As if the reports of trouble in the newspaper world weren’t scary enough, now comes a piece in The Atlantic magazine suggesting the venerable New York Times could go belly up within a few months. The Times has a billion dollars in debt on its books and less than $50 million in cash, the story says.
While it’s unlikely the Times will wink out this spring, it might have to start selling assets and slashing jobs. Either way, says writer Michael Hirschorn, “The Times is destined for significant and traumatic change. At some point soon—sooner than most of us think—the print edition, and with it The Times as we know it, will no longer exist.”
What would a post-print Times look like? Forced to make a Web-based strategy profitable, a reconstructed Web site could start mixing original reportage with Times-endorsed reporting from other outlets with straight-up aggregation…In this scenario, nytimes.com would begin to resemble a bigger, better, and less partisan version of the Huffington Post.
Hirschorn says the death of the Times’ print edition would be a severe blow to American journalism, but not a disaster. He imagines a world in which the best journalists survive and thrive as independent operators.
The bracing experience of becoming “brands of one” could prove intoxicating, and perhaps more profitable than fighting as part of a union for an extra percentage-point raise in their next contract.

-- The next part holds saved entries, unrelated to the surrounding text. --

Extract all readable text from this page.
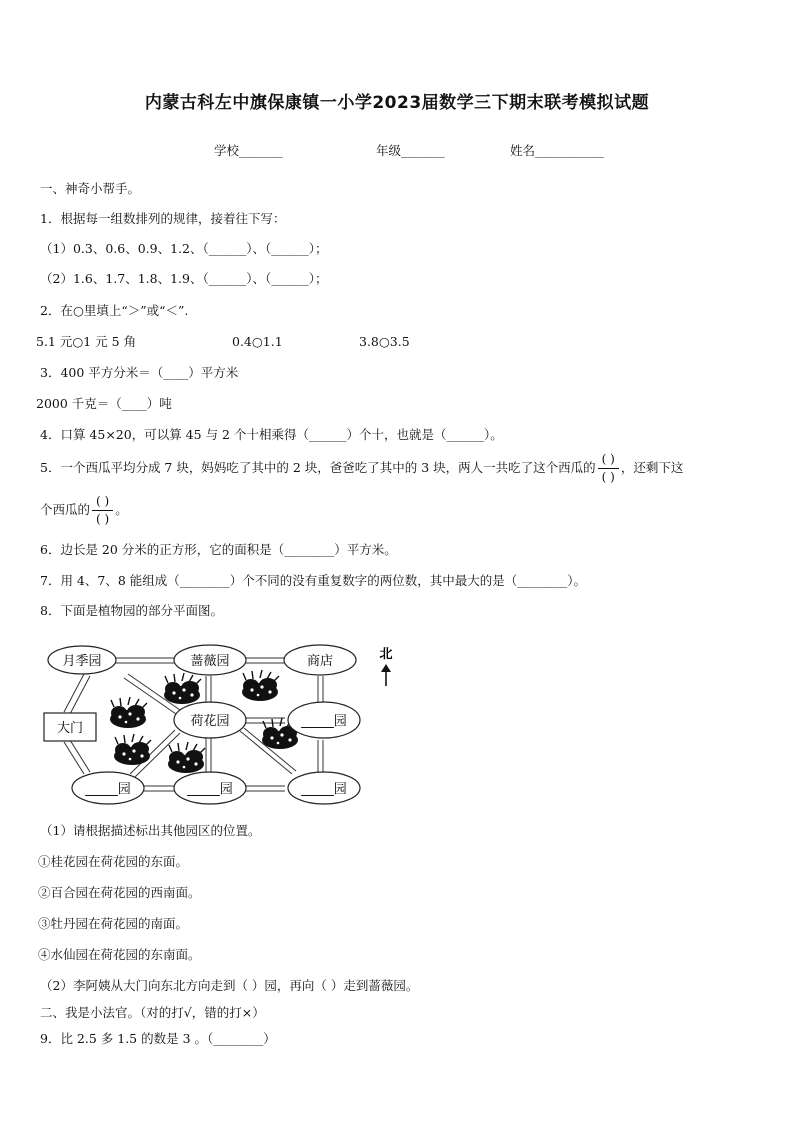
内蒙古科左中旗保康镇一小学2023届数学三下期末联考模拟试题
学校_______	年级_______	姓名___________
一、神奇小帮手。
1．根据每一组数排列的规律，接着往下写：
（1）0.3、0.6、0.9、1.2、（______）、（______）；
（2）1.6、1.7、1.8、1.9、（______）、（______）；
2．在○里填上“＞”或“＜”.
5.1 元○1 元 5 角	0.4○1.1	3.8○3.5
3．400 平方分米＝（____）平方米
2000 千克＝（____）吨
4．口算 45×20，可以算 45 与 2 个十相乘得（______）个十，也就是（______）。
5．一个西瓜平均分成 7 块，妈妈吃了其中的 2 块，爸爸吃了其中的 3 块，两人一共吃了这个西瓜的 $\frac{( )}{( )}$ ，还剩下这
个西瓜的 $\frac{( )}{( )}$ 。
6．边长是 20 分米的正方形，它的面积是（________）平方米。
7．用 4、7、8 能组成（________）个不同的没有重复数字的两位数，其中最大的是（________）。
8．下面是植物园的部分平面图。
月季园	蔷薇园	商店
荷花园	_____园
大门
_____园	_____园	_____园
北
（1）请根据描述标出其他园区的位置。
①桂花园在荷花园的东面。
②百合园在荷花园的西南面。
③牡丹园在荷花园的南面。
④水仙园在荷花园的东南面。
（2）李阿姨从大门向东北方向走到（ ）园，再向（ ）走到蔷薇园。
二、我是小法官。（对的打√，错的打×）
9．比 2.5 多 1.5 的数是 3 。（________）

The piece makes a strong case that drastic change is coming, although its timeline may be a little off. Or way off, according to Poynter’s Rick Edmonds, who says the piece is based on “a series of howlers.” A Times official also disputed the basis for the story in an unusual letter to the Atlantic, calling it “uninformed speculation.”
Hirschorn has a habit of overstatement; last spring he predicted the impending death of social-media. But the evidence that times are changing at the Times has been hard to miss–just last week the Gray Lady published its first-ever display ad on the front page.